The lockup latch should be inserted no matter how low the frequency is to make sure there is no hold violations between async registers in the scan chain.
 

My question is if all the flops in the design are running at same shift clock say 20MHZ. In that case, do I need lockup latch? Lockup latch is used to prevent hold time violations caused by two different clock domains during shifting.

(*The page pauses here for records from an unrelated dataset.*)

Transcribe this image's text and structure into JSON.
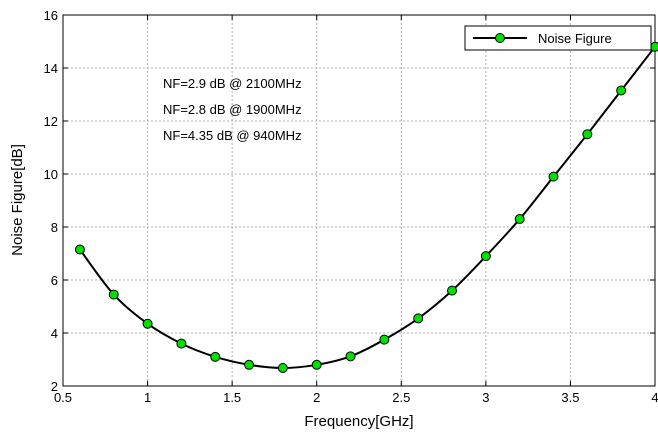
{
  "chart_data": {
    "type": "line",
    "xlabel": "Frequency[GHz]",
    "ylabel": "Noise Figure[dB]",
    "xlim": [
      0.5,
      4
    ],
    "ylim": [
      2,
      16
    ],
    "xticks": [
      0.5,
      1,
      1.5,
      2,
      2.5,
      3,
      3.5,
      4
    ],
    "yticks": [
      2,
      4,
      6,
      8,
      10,
      12,
      14,
      16
    ],
    "grid": true,
    "legend_position": "top-right",
    "annotations": [
      "NF=2.9 dB @ 2100MHz",
      "NF=2.8 dB @ 1900MHz",
      "NF=4.35 dB @ 940MHz"
    ],
    "series": [
      {
        "name": "Noise Figure",
        "color": "#000000",
        "marker_color": "#00e000",
        "x": [
          0.6,
          0.8,
          1.0,
          1.2,
          1.4,
          1.6,
          1.8,
          2.0,
          2.2,
          2.4,
          2.6,
          2.8,
          3.0,
          3.2,
          3.4,
          3.6,
          3.8,
          4.0
        ],
        "y": [
          7.15,
          5.45,
          4.35,
          3.6,
          3.1,
          2.8,
          2.68,
          2.8,
          3.12,
          3.75,
          4.55,
          5.6,
          6.9,
          8.3,
          9.9,
          11.5,
          13.15,
          14.8
        ]
      }
    ]
  }
}
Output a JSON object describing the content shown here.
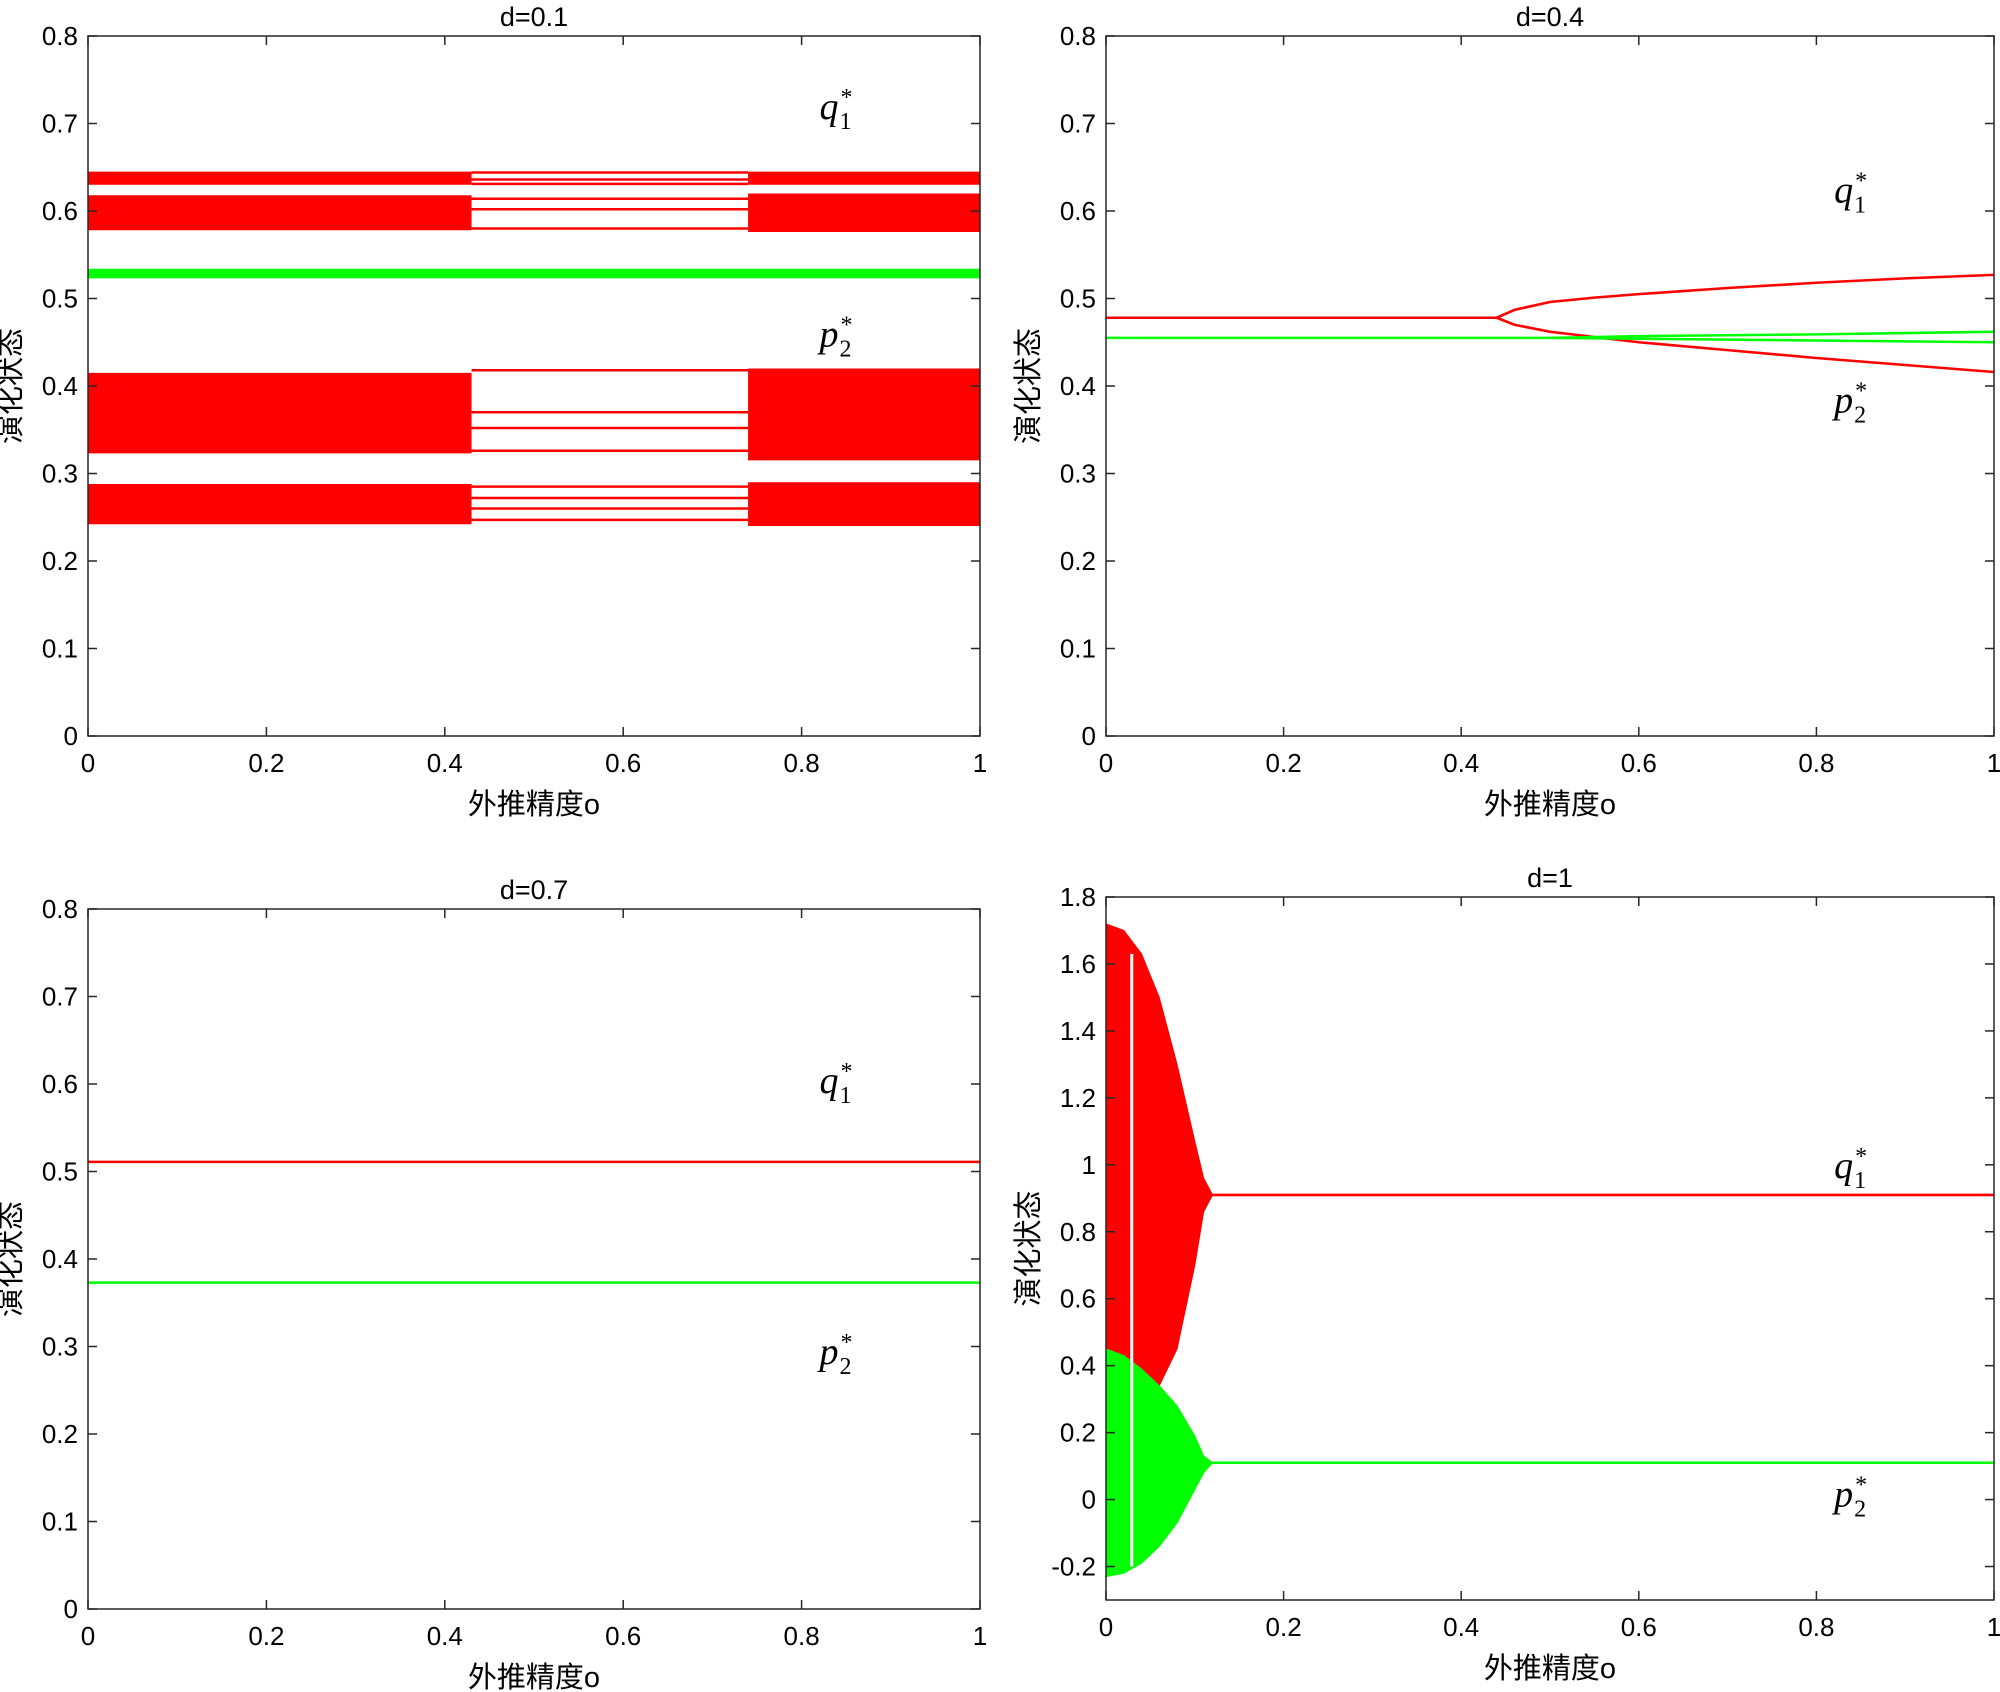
{
  "colors": {
    "q": "#ff0000",
    "p": "#00ff00",
    "axes": "#262626"
  },
  "chart_data": [
    {
      "type": "scatter",
      "title": "d=0.1",
      "xlabel": "外推精度o",
      "ylabel": "演化状态",
      "xlim": [
        0,
        1
      ],
      "ylim": [
        0,
        0.8
      ],
      "xticks": [
        "0",
        "0.2",
        "0.4",
        "0.6",
        "0.8",
        "1"
      ],
      "yticks": [
        "0",
        "0.1",
        "0.2",
        "0.3",
        "0.4",
        "0.5",
        "0.6",
        "0.7",
        "0.8"
      ],
      "grid": false,
      "annotations": [
        {
          "base": "q",
          "sub": "1",
          "sup": "*",
          "x": 0.82,
          "y": 0.705
        },
        {
          "base": "p",
          "sub": "2",
          "sup": "*",
          "x": 0.82,
          "y": 0.445
        }
      ],
      "series": [
        {
          "color_key": "q",
          "bands": [
            {
              "x": [
                0,
                0.43
              ],
              "y": [
                0.63,
                0.645
              ]
            },
            {
              "x": [
                0,
                0.43
              ],
              "y": [
                0.578,
                0.618
              ]
            },
            {
              "x": [
                0,
                0.43
              ],
              "y": [
                0.323,
                0.415
              ]
            },
            {
              "x": [
                0,
                0.43
              ],
              "y": [
                0.242,
                0.288
              ]
            },
            {
              "x": [
                0.74,
                1
              ],
              "y": [
                0.63,
                0.645
              ]
            },
            {
              "x": [
                0.74,
                1
              ],
              "y": [
                0.576,
                0.62
              ]
            },
            {
              "x": [
                0.74,
                1
              ],
              "y": [
                0.315,
                0.42
              ]
            },
            {
              "x": [
                0.74,
                1
              ],
              "y": [
                0.24,
                0.29
              ]
            }
          ],
          "lines": [
            {
              "x": [
                0.43,
                0.74
              ],
              "y": [
                0.644,
                0.644
              ]
            },
            {
              "x": [
                0.43,
                0.74
              ],
              "y": [
                0.636,
                0.636
              ]
            },
            {
              "x": [
                0.43,
                0.74
              ],
              "y": [
                0.631,
                0.631
              ]
            },
            {
              "x": [
                0.43,
                0.74
              ],
              "y": [
                0.614,
                0.614
              ]
            },
            {
              "x": [
                0.43,
                0.74
              ],
              "y": [
                0.602,
                0.602
              ]
            },
            {
              "x": [
                0.43,
                0.74
              ],
              "y": [
                0.58,
                0.58
              ]
            },
            {
              "x": [
                0.43,
                0.74
              ],
              "y": [
                0.418,
                0.418
              ]
            },
            {
              "x": [
                0.43,
                0.74
              ],
              "y": [
                0.37,
                0.37
              ]
            },
            {
              "x": [
                0.43,
                0.74
              ],
              "y": [
                0.352,
                0.352
              ]
            },
            {
              "x": [
                0.43,
                0.74
              ],
              "y": [
                0.326,
                0.326
              ]
            },
            {
              "x": [
                0.43,
                0.74
              ],
              "y": [
                0.285,
                0.285
              ]
            },
            {
              "x": [
                0.43,
                0.74
              ],
              "y": [
                0.272,
                0.272
              ]
            },
            {
              "x": [
                0.43,
                0.74
              ],
              "y": [
                0.26,
                0.26
              ]
            },
            {
              "x": [
                0.43,
                0.74
              ],
              "y": [
                0.247,
                0.247
              ]
            }
          ]
        },
        {
          "color_key": "p",
          "bands": [
            {
              "x": [
                0,
                1
              ],
              "y": [
                0.523,
                0.534
              ]
            }
          ]
        }
      ]
    },
    {
      "type": "line",
      "title": "d=0.4",
      "xlabel": "外推精度o",
      "ylabel": "演化状态",
      "xlim": [
        0,
        1
      ],
      "ylim": [
        0,
        0.8
      ],
      "xticks": [
        "0",
        "0.2",
        "0.4",
        "0.6",
        "0.8",
        "1"
      ],
      "yticks": [
        "0",
        "0.1",
        "0.2",
        "0.3",
        "0.4",
        "0.5",
        "0.6",
        "0.7",
        "0.8"
      ],
      "grid": false,
      "annotations": [
        {
          "base": "q",
          "sub": "1",
          "sup": "*",
          "x": 0.82,
          "y": 0.61
        },
        {
          "base": "p",
          "sub": "2",
          "sup": "*",
          "x": 0.82,
          "y": 0.37
        }
      ],
      "series": [
        {
          "color_key": "q",
          "lines": [
            {
              "x": [
                0,
                0.44,
                0.46,
                0.5,
                0.55,
                0.6,
                0.7,
                0.8,
                0.9,
                1
              ],
              "y": [
                0.478,
                0.478,
                0.487,
                0.496,
                0.501,
                0.505,
                0.512,
                0.518,
                0.523,
                0.527
              ]
            },
            {
              "x": [
                0.44,
                0.46,
                0.5,
                0.55,
                0.6,
                0.7,
                0.8,
                0.9,
                1
              ],
              "y": [
                0.478,
                0.47,
                0.462,
                0.456,
                0.45,
                0.441,
                0.432,
                0.424,
                0.416
              ]
            }
          ]
        },
        {
          "color_key": "p",
          "lines": [
            {
              "x": [
                0,
                0.5,
                0.6,
                0.8,
                1
              ],
              "y": [
                0.455,
                0.455,
                0.457,
                0.459,
                0.462
              ]
            },
            {
              "x": [
                0.5,
                0.6,
                0.8,
                1
              ],
              "y": [
                0.455,
                0.454,
                0.452,
                0.45
              ]
            }
          ]
        }
      ]
    },
    {
      "type": "line",
      "title": "d=0.7",
      "xlabel": "外推精度o",
      "ylabel": "演化状态",
      "xlim": [
        0,
        1
      ],
      "ylim": [
        0,
        0.8
      ],
      "xticks": [
        "0",
        "0.2",
        "0.4",
        "0.6",
        "0.8",
        "1"
      ],
      "yticks": [
        "0",
        "0.1",
        "0.2",
        "0.3",
        "0.4",
        "0.5",
        "0.6",
        "0.7",
        "0.8"
      ],
      "grid": false,
      "annotations": [
        {
          "base": "q",
          "sub": "1",
          "sup": "*",
          "x": 0.82,
          "y": 0.59
        },
        {
          "base": "p",
          "sub": "2",
          "sup": "*",
          "x": 0.82,
          "y": 0.28
        }
      ],
      "series": [
        {
          "color_key": "q",
          "lines": [
            {
              "x": [
                0,
                1
              ],
              "y": [
                0.511,
                0.511
              ]
            }
          ]
        },
        {
          "color_key": "p",
          "lines": [
            {
              "x": [
                0,
                1
              ],
              "y": [
                0.373,
                0.373
              ]
            }
          ]
        }
      ]
    },
    {
      "type": "area",
      "title": "d=1",
      "xlabel": "外推精度o",
      "ylabel": "演化状态",
      "xlim": [
        0,
        1
      ],
      "ylim": [
        -0.3,
        1.8
      ],
      "yaxis_start": -0.25,
      "xticks": [
        "0",
        "0.2",
        "0.4",
        "0.6",
        "0.8",
        "1"
      ],
      "yticks": [
        "-0.2",
        "0",
        "0.2",
        "0.4",
        "0.6",
        "0.8",
        "1",
        "1.2",
        "1.4",
        "1.6",
        "1.8"
      ],
      "grid": false,
      "annotations": [
        {
          "base": "q",
          "sub": "1",
          "sup": "*",
          "x": 0.82,
          "y": 0.96
        },
        {
          "base": "p",
          "sub": "2",
          "sup": "*",
          "x": 0.82,
          "y": -0.02
        }
      ],
      "series": [
        {
          "color_key": "q",
          "envelope": {
            "x": [
              0,
              0.02,
              0.04,
              0.06,
              0.08,
              0.1,
              0.11,
              0.12
            ],
            "upper": [
              1.72,
              1.7,
              1.63,
              1.5,
              1.3,
              1.07,
              0.96,
              0.91
            ],
            "lower": [
              0.44,
              0.41,
              0.38,
              0.34,
              0.45,
              0.7,
              0.86,
              0.91
            ]
          },
          "lines": [
            {
              "x": [
                0.12,
                1
              ],
              "y": [
                0.91,
                0.91
              ]
            }
          ]
        },
        {
          "color_key": "p",
          "envelope": {
            "x": [
              0,
              0.02,
              0.04,
              0.06,
              0.08,
              0.1,
              0.11,
              0.12
            ],
            "upper": [
              0.45,
              0.43,
              0.39,
              0.34,
              0.28,
              0.19,
              0.13,
              0.11
            ],
            "lower": [
              -0.23,
              -0.22,
              -0.19,
              -0.14,
              -0.07,
              0.03,
              0.08,
              0.11
            ]
          },
          "lines": [
            {
              "x": [
                0.12,
                1
              ],
              "y": [
                0.11,
                0.11
              ]
            }
          ]
        }
      ]
    }
  ]
}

In case if the shifting is same clock for all flops, do I still need lockup latches. During capture it uses PLL freq from different clock domains.
 

You have to consider "the length of clock tree"

In the other words, the hold time violation will occur for the flip-flops with same clock source if the clock tree are not balanced.
Also, same clock frequency with different phase may cause this problem too.
Therefore, you have to do timing analysis ( during both APR/signoff phase) during the scan mode to ensure the correctness of scan shift.

Back to our question, you don't need to insert lock-up latch.
But you have to do static timing analysis to guarantee the balanced clock tree instead !!!
If there is asynchronous/unbalanced path during scan shift, the timing violation will be reported if constraints is correctly issued.

Regards,
Polo
 

I think if you have negative edge flops talking to positive edge ones, then lockup latches should be automatically inserted by the synthesizing tool to prevent data shift through both the flops in one clock cycle. This will precisely prevent the hold violation the capture flop.
 

Hi,

Lock up latches are inserted in the design to avoid hold violations that occurs during scan shifting. In scan shift mode all the flops in the design are triggered by single clock. But in layout CTS will be driven by your clock frequency and clock_skew_groups.

When two clocks are not balanced at layout end we tend to see hold or setup violations between these two clocks as their skews are not balanced.

Suppose I have two functional clocks in my design which are Asynchronous and their scan shift clock is same. I prefer to build clock tree for my two functional clocks without balancing them, If I do balance them for the purpose of scan shift it which will result in increasing clock tree cells(increases power and area). So, placing a lockup latch between the flops which are triggered by asynchronous clocks for scan shift purpose can fix the hold violations.

~vamsi
 

Hi Vamsi,

Couldn't buy this statement ... "In scan shift mode all the flops in the design are triggered by single clock"

Please explain.
 

Hi Nandasan,

Usually in shift mode all the flops in the design will be triggered by a single shift clock which will be feed from tester.

At block level you may have different ports but at chip level all these clocks will be muxed with shift clock.